Shares of Regeneron Pharmaceuticals Inc REGN.O jumped 7.1% after Trump’s physician said he had been treated with an intravenous dose of Regeneron’s dual antibody treatment. The wider healthcare index .SPXHC added 1.8%.

“One of his treatments was an experimental drug from Regeneron (and) that’s showing that this could be a major component to treatments moving forward for people,” said Thomas Hayes, chairman at Great Hill Capital LLC in New York.

Doubts about the scale of further fiscal aid and a slowing economic recovery have weighed on the S&P 500 recently, with the benchmark index in September logging its worst month since the coronavirus-driven crash earlier this year.

But Meadows said on Monday there was still potential to reach an agreement with U.S. lawmakers on more coronavirus relief and that Trump was committed to getting the deal done.

“There’s more optimism around a bill coming to the market sooner rather than later,” said Keith Buchanan, portfolio manager at GLOBALT Investments in Atlanta, Georgia.

“We need another layer of assistance as the economy is still under tremendous stress that has come from the virus.”

After data last week showed an unexpected slowdown in the domestic manufacturing sector in September, figures on Monday showed activity in the broader services industry pulled above levels that prevailed before the COVID-19 pandemic.

At 12:55 p.m.

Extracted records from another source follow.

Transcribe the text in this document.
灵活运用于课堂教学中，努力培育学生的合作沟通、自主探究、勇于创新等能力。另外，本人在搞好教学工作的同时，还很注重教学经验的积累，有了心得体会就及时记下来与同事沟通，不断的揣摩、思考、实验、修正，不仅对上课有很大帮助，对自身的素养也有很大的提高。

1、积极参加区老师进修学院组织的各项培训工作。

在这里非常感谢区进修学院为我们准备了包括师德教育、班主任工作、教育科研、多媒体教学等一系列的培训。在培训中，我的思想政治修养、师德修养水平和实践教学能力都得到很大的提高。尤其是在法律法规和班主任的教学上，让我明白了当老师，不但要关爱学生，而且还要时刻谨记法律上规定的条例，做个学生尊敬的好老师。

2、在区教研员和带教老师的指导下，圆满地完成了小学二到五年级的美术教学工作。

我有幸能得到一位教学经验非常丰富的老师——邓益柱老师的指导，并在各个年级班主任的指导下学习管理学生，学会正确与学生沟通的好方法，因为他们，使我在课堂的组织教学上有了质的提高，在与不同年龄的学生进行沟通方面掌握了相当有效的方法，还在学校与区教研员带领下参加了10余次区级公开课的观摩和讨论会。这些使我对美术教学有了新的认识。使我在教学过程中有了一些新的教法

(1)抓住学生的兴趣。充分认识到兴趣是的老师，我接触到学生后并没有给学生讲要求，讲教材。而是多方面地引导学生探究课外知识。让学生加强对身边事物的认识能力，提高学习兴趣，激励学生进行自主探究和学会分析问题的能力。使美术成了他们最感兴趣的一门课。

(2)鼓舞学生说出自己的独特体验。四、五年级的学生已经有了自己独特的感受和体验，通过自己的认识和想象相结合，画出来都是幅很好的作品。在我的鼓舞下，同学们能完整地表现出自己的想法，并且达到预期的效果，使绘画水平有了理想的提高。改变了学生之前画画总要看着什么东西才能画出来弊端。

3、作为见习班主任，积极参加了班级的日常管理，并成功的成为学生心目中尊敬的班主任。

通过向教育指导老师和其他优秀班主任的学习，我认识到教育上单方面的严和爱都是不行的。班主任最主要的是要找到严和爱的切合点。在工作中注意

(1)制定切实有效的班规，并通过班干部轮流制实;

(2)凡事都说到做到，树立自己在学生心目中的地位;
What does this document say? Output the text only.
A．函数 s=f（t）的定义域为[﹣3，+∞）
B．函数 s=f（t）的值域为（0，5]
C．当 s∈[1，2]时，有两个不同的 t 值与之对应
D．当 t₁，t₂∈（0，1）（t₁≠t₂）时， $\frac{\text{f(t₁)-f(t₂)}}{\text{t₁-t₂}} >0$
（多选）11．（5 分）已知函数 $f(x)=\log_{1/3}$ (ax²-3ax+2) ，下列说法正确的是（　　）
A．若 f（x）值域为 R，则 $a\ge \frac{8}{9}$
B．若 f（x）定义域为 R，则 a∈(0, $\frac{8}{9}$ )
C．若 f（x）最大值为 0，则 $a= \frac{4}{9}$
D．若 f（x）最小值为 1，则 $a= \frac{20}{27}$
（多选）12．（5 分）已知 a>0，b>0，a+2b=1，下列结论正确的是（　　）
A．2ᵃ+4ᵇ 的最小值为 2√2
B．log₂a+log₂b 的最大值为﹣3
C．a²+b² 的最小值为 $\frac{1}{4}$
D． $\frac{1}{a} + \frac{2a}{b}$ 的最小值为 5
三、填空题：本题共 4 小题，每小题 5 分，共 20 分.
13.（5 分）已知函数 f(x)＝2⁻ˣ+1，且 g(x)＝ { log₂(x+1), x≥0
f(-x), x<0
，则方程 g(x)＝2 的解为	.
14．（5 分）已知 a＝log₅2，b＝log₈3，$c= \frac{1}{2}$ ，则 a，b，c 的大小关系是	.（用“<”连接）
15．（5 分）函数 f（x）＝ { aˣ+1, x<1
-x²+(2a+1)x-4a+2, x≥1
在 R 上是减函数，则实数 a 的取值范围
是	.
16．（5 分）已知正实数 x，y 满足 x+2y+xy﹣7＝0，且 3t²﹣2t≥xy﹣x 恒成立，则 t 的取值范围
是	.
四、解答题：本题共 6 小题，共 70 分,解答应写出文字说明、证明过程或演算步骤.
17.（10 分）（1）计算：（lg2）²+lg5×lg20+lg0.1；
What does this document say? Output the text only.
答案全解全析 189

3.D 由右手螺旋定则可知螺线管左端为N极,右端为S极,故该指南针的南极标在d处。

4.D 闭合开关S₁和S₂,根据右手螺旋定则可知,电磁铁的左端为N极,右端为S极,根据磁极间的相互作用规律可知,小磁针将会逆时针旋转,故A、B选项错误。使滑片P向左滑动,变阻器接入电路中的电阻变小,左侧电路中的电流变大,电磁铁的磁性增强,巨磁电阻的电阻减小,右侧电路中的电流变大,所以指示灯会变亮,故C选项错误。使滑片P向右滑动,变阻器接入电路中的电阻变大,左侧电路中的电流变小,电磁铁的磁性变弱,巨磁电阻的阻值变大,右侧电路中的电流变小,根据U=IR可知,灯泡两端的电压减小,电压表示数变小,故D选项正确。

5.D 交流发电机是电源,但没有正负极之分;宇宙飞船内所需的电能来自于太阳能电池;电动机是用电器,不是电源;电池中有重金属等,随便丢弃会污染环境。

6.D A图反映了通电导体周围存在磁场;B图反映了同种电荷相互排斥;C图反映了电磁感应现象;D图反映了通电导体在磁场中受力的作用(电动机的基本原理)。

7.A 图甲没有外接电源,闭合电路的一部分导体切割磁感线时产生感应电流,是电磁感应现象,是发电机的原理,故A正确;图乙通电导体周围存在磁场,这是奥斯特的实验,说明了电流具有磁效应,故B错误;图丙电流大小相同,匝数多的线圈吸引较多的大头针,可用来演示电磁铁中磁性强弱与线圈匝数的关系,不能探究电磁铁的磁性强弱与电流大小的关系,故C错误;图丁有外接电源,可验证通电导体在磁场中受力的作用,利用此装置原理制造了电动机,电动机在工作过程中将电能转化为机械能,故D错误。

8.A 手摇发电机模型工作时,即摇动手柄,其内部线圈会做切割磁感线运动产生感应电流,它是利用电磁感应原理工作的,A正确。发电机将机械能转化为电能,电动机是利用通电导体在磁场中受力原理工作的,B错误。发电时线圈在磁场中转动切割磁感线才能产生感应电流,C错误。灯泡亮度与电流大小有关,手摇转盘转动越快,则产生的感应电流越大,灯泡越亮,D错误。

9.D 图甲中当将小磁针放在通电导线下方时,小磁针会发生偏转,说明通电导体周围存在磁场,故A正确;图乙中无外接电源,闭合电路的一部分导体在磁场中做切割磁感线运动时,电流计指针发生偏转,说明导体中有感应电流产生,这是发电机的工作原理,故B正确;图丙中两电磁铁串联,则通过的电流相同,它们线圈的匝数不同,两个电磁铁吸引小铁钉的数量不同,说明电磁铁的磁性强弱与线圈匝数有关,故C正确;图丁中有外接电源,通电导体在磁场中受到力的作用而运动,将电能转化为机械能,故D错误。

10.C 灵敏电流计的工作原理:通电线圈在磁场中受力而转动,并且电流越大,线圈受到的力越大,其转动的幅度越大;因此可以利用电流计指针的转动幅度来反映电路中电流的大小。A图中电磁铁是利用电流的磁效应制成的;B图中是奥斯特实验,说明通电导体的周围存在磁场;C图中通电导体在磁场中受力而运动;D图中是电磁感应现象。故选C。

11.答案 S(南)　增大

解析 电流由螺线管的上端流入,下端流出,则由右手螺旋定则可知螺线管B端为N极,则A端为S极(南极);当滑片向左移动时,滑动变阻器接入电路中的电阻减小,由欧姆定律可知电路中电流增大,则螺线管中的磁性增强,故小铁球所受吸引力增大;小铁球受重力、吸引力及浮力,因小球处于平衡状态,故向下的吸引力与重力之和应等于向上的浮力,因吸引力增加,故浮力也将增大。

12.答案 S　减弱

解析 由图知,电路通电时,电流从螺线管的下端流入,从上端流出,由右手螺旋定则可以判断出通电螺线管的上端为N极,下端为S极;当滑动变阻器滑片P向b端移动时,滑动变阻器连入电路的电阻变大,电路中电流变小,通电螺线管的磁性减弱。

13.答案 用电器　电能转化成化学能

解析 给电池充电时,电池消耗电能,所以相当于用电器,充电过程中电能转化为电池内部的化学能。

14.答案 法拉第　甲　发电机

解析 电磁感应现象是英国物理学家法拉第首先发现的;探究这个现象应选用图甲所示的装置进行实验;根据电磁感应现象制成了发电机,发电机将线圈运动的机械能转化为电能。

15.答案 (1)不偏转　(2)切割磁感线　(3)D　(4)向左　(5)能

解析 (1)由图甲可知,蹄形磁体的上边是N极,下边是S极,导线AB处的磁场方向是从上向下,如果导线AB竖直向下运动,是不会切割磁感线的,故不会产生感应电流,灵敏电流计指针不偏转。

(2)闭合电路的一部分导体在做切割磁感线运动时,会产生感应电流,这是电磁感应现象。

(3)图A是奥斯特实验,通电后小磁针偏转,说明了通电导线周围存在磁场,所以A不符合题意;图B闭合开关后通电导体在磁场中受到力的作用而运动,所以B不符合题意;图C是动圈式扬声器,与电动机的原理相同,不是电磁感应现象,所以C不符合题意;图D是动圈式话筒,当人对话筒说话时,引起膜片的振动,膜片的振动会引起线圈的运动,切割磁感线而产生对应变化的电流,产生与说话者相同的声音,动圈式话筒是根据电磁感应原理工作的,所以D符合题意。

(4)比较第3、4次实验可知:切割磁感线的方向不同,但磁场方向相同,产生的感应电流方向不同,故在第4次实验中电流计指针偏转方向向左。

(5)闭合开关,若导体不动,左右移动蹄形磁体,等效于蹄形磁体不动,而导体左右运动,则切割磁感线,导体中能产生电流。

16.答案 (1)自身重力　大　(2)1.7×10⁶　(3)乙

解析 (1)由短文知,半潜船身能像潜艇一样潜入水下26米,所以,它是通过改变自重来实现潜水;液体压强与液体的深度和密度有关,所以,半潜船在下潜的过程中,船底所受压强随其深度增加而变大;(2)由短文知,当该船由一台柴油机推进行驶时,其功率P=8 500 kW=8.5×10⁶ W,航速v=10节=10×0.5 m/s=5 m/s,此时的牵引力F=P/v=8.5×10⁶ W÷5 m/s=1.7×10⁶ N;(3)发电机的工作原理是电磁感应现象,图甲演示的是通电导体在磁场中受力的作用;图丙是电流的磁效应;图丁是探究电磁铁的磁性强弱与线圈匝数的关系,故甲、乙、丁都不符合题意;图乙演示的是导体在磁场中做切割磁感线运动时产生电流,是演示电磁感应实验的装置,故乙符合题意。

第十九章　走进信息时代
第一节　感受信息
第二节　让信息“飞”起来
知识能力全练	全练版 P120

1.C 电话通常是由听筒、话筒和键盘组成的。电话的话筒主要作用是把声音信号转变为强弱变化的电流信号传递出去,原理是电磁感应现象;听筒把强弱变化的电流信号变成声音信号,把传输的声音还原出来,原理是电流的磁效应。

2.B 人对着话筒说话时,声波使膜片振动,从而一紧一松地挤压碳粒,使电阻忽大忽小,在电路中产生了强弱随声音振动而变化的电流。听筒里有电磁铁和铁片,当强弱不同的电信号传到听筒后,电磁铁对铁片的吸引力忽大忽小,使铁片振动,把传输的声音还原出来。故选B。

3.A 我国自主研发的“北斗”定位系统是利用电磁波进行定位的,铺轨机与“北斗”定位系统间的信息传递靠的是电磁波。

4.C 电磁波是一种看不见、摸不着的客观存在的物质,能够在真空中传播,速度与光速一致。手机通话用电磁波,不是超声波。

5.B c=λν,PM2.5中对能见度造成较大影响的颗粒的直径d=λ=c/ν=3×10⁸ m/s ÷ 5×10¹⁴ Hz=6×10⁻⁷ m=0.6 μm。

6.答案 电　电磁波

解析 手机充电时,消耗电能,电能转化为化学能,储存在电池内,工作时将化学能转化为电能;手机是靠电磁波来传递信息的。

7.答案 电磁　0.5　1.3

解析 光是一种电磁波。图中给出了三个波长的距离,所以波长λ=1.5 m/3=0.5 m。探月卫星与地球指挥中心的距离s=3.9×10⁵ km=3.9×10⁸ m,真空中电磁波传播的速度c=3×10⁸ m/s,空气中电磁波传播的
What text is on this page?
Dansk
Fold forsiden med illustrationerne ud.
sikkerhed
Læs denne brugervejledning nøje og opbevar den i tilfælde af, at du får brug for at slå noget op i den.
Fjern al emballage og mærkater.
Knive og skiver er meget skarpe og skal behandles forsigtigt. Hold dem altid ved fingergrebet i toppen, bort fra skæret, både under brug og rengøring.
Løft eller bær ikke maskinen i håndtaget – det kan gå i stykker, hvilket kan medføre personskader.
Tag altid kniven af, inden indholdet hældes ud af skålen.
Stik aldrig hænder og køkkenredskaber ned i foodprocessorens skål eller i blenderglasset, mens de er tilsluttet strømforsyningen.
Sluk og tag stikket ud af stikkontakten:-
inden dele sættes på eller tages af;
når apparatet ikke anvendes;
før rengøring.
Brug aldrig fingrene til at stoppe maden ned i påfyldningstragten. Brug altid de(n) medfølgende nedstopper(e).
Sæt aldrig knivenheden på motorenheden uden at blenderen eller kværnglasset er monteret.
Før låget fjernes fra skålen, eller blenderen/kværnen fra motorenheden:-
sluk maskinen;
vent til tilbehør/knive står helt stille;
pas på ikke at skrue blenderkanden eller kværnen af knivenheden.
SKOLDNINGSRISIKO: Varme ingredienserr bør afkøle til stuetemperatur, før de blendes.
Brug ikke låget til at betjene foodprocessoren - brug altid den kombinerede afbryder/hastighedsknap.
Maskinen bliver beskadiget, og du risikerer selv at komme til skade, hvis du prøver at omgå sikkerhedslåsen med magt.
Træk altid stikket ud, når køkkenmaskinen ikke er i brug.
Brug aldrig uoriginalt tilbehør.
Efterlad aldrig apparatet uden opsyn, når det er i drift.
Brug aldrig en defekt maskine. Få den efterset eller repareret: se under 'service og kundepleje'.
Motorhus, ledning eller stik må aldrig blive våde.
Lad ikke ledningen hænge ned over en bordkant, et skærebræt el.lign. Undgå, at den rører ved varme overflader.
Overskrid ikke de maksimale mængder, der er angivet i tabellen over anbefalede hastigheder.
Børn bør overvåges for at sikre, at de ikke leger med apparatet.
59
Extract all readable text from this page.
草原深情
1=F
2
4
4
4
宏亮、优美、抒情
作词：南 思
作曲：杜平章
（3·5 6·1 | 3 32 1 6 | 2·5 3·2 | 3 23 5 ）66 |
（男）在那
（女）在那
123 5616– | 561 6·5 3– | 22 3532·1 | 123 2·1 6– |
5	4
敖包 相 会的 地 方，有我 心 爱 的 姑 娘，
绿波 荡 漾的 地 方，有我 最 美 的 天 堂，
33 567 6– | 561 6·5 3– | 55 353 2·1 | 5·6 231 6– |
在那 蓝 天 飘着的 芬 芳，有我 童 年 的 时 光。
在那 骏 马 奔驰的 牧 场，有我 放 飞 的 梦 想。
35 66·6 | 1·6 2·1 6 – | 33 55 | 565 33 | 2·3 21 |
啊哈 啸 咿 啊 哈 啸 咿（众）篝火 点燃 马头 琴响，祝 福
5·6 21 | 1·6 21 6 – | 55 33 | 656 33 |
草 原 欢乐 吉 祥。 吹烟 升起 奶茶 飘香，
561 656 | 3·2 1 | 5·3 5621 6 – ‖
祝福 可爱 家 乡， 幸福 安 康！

ET, the Dow Jones Industrial Average .DJI was up 1.31%, the S&P 500 .SPX was up 1.42% and the Nasdaq Composite .IXIC was up 1.86%.

Heavyweight tech-related stocks including Apple Inc AAPL.O, Nvidia Corp NVDA.O, Inc AMZN.O and Microsoft Corp MSFT.O were up between 1.4% and 2.6% after weighing heavily on the Nasdaq .IXIC on Friday.

The S&P banking subindex .SPXBK added 1.8% as the U.S. Treasury 30-year yield hit its highest since late August.

Real estate .SPLRCR – considered a defensive play – was the only S&P sector in the red.

MyoKardia Inc MYOK.O surged 57.8% after Bristol Myers Squibb Co BMY.N said it would buy the company for about $13 billion. Shares of Bristol Myers rose 0.3%.

Advancing issues outnumbered decliners 2.95-to-1 on the NYSE and 3.19-to-1 on the Nasdaq.

The S&P index recorded 23 new 52-week highs and no new low, while the Nasdaq recorded 95 new highs and 11 new lows.